Quantum-Trained Convolutional Neural Network for Deepfake Audio Detection

Authors: Chu-Hsuan Abraham Lin, Chen-Yu Liu, Samuel Yen-Chi Chen, Kuan-Cheng Chen

Published: 2024-10-11 20:52:10+00:00

AI Summary

This paper proposes a Quantum-Trained Convolutional Neural Network (QT-CNN) for deepfake audio detection. The QT-CNN uses a hybrid quantum-classical approach, reducing the number of trainable parameters by up to 70% compared to classical CNNs without sacrificing accuracy.

Abstract

The rise of deepfake technologies has posed significant challenges to privacy, security, and information integrity, particularly in audio and multimedia content. This paper introduces a Quantum-Trained Convolutional Neural Network (QT-CNN) framework designed to enhance the detection of deepfake audio, leveraging the computational power of quantum machine learning (QML). The QT-CNN employs a hybrid quantum-classical approach, integrating Quantum Neural Networks (QNNs) with classical neural architectures to optimize training efficiency while reducing the number of trainable parameters. Our method incorporates a novel quantum-to-classical parameter mapping that effectively utilizes quantum states to enhance the expressive power of the model, achieving up to 70% parameter reduction compared to classical models without compromising accuracy. Data pre-processing involved extracting essential audio features, label encoding, feature scaling, and constructing sequential datasets for robust model evaluation. Experimental results demonstrate that the QT-CNN achieves comparable performance to traditional CNNs, maintaining high accuracy during training and testing phases across varying configurations of QNN blocks. The QT framework's ability to reduce computational overhead while maintaining performance underscores its potential for real-world applications in deepfake detection and other resource-constrained scenarios.
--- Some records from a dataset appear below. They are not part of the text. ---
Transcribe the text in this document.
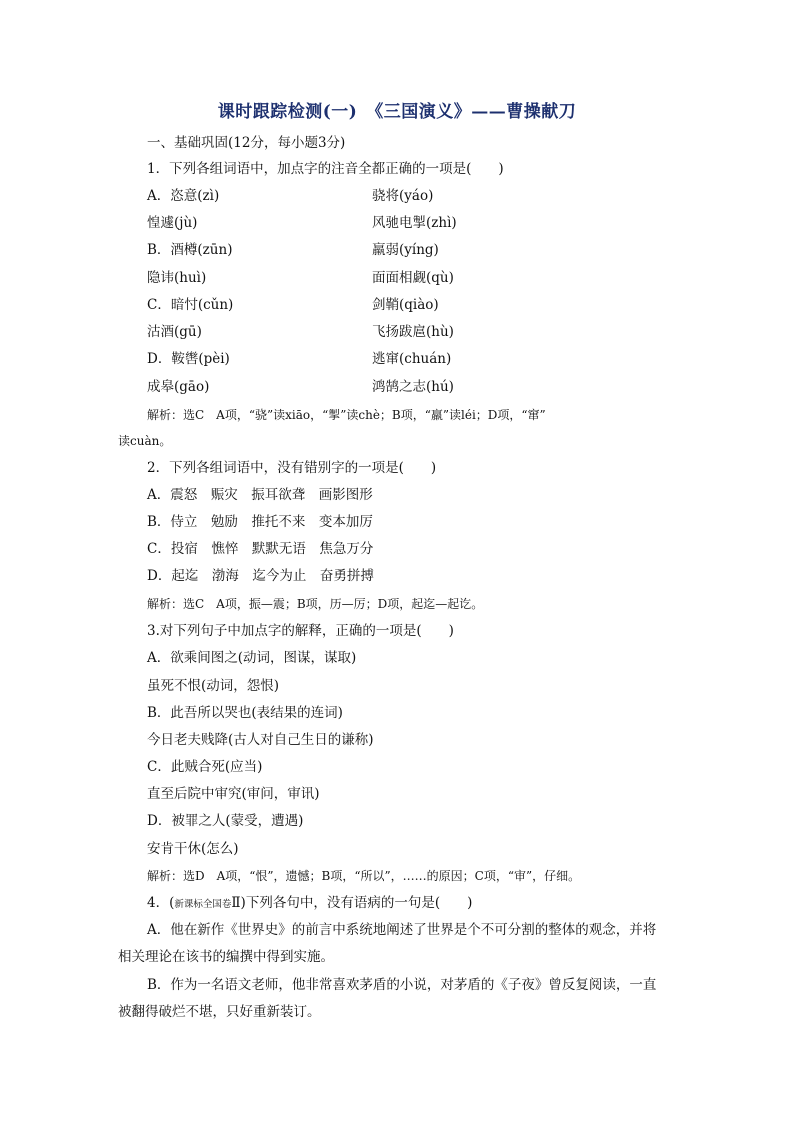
课时跟踪检测(一)　《三国演义》——曹操献刀
一、基础巩固(12分，每小题3分)
1．下列各组词语中，加点字的注音全都正确的一项是(　　)
A．恣意(zì)	骁将(yáo)
惶遽(jù)	风驰电掣(zhì)
B．酒樽(zūn)	羸弱(yíng)
隐讳(huì)	面面相觑(qù)
C．暗忖(cǔn)	剑鞘(qiào)
沽酒(gū)	飞扬跋扈(hù)
D．鞍辔(pèi)	逃窜(chuán)
成皋(gāo)	鸿鹄之志(hú)
解析：选C　A项，“骁”读xiāo，“掣”读chè；B项，“羸”读léi；D项，“窜”
读cuàn。
2．下列各组词语中，没有错别字的一项是(　　)
A．震怒　赈灾　振耳欲聋　画影图形
B．侍立　勉励　推托不来　变本加厉
C．投宿　憔悴　默默无语　焦急万分
D．起迄　渤海　迄今为止　奋勇拼搏
解析：选C　A项，振—震；B项，历—厉；D项，起迄—起讫。
3.对下列句子中加点字的解释，正确的一项是(　　)
A．欲乘间图之(动词，图谋，谋取)
虽死不恨(动词，怨恨)
B．此吾所以哭也(表结果的连词)
今日老夫贱降(古人对自己生日的谦称)
C．此贼合死(应当)
直至后院中审究(审问，审讯)
D．被罪之人(蒙受，遭遇)
安肯干休(怎么)
解析：选D　A项，“恨”，遗憾；B项，“所以”，……的原因；C项，“审”，仔细。
4．(新课标全国卷Ⅱ)下列各句中，没有语病的一句是(　　)
A．他在新作《世界史》的前言中系统地阐述了世界是个不可分割的整体的观念，并将
相关理论在该书的编撰中得到实施。
B．作为一名语文老师，他非常喜欢茅盾的小说，对茅盾的《子夜》曾反复阅读，一直
被翻得破烂不堪，只好重新装订。
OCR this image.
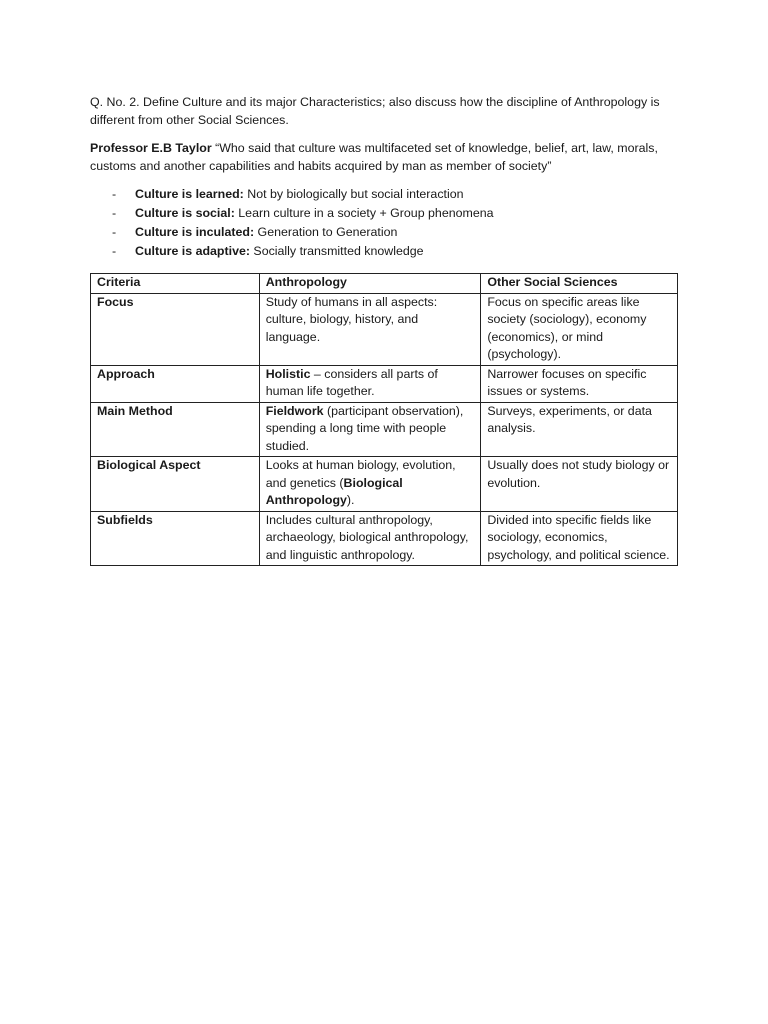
Q. No. 2. Define Culture and its major Characteristics; also discuss how the discipline of Anthropology is different from other Social Sciences.

Professor E.B Taylor “Who said that culture was multifaceted set of knowledge, belief, art, law, morals, customs and another capabilities and habits acquired by man as member of society”

- Culture is learned: Not by biologically but social interaction
- Culture is social: Learn culture in a society + Group phenomena
- Culture is inculated: Generation to Generation
- Culture is adaptive: Socially transmitted knowledge
Criteria	Anthropology	Other Social Sciences
Focus	Study of humans in all aspects: culture, biology, history, and language.	Focus on specific areas like society (sociology), economy (economics), or mind (psychology).
Approach	Holistic – considers all parts of human life together.	Narrower focuses on specific issues or systems.
Main Method	Fieldwork (participant observation), spending a long time with people studied.	Surveys, experiments, or data analysis.
Biological Aspect	Looks at human biology, evolution, and genetics (Biological Anthropology).	Usually does not study biology or evolution.
Subfields	Includes cultural anthropology, archaeology, biological anthropology, and linguistic anthropology.	Divided into specific fields like sociology, economics, psychology, and political science.
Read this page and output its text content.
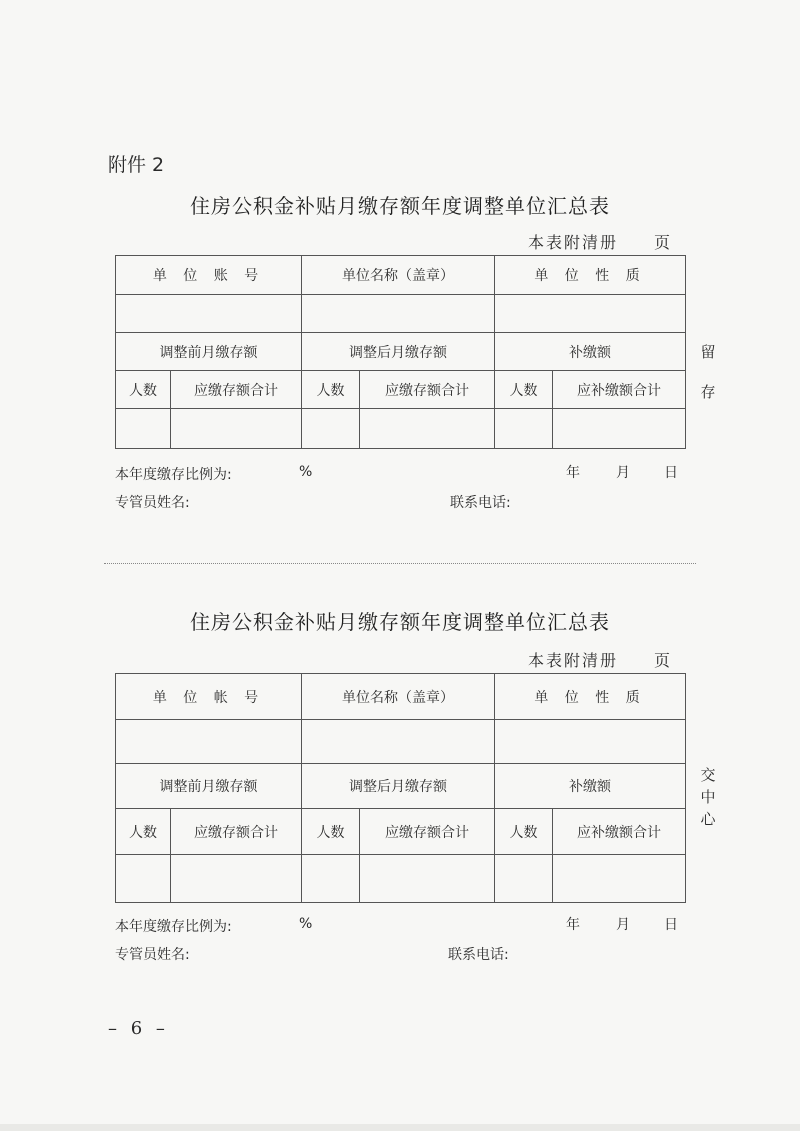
附件 2
住房公积金补贴月缴存额年度调整单位汇总表
本表附清册 页
单 位 账 号		单位名称（盖章）		单 位 性 质	

调整前月缴存额		调整后月缴存额		补缴额	
人数	应缴存额合计	人数	应缴存额合计	人数	应补缴额合计

留
存
本年度缴存比例为:	%	年	月 日
专管员姓名:	联系电话:
住房公积金补贴月缴存额年度调整单位汇总表
本表附清册 页
单 位 帐 号		单位名称（盖章）		单 位 性 质	

调整前月缴存额		调整后月缴存额		补缴额	
人数	应缴存额合计	人数	应缴存额合计	人数	应补缴额合计

交
中
心
本年度缴存比例为:	%	年	月 日
专管员姓名:	联系电话:
– 6 –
This work highlights the practical benefits of integrating quantum computing into artificial intelligence, offering a scalable and efficient approach to advancing deepfake detection technologies.


Key findings
The QT-CNN achieves comparable accuracy to traditional CNNs while significantly reducing the number of trainable parameters (up to 70%). This demonstrates the potential of the QT framework for resource-efficient deepfake audio detection. The model maintains high accuracy during both training and testing phases across different QNN block configurations.
Approach
The authors use a hybrid quantum-classical approach. Quantum Neural Networks (QNNs) are integrated with classical CNN architectures to optimize training. A novel quantum-to-classical parameter mapping efficiently utilizes quantum states to enhance the model's expressive power.
Datasets
DEEP-VOICE dataset
Model(s)
Quantum-Trained Convolutional Neural Network (QT-CNN), Classical Convolutional Neural Network (CNN)
Author countries
UK, Taiwan, USA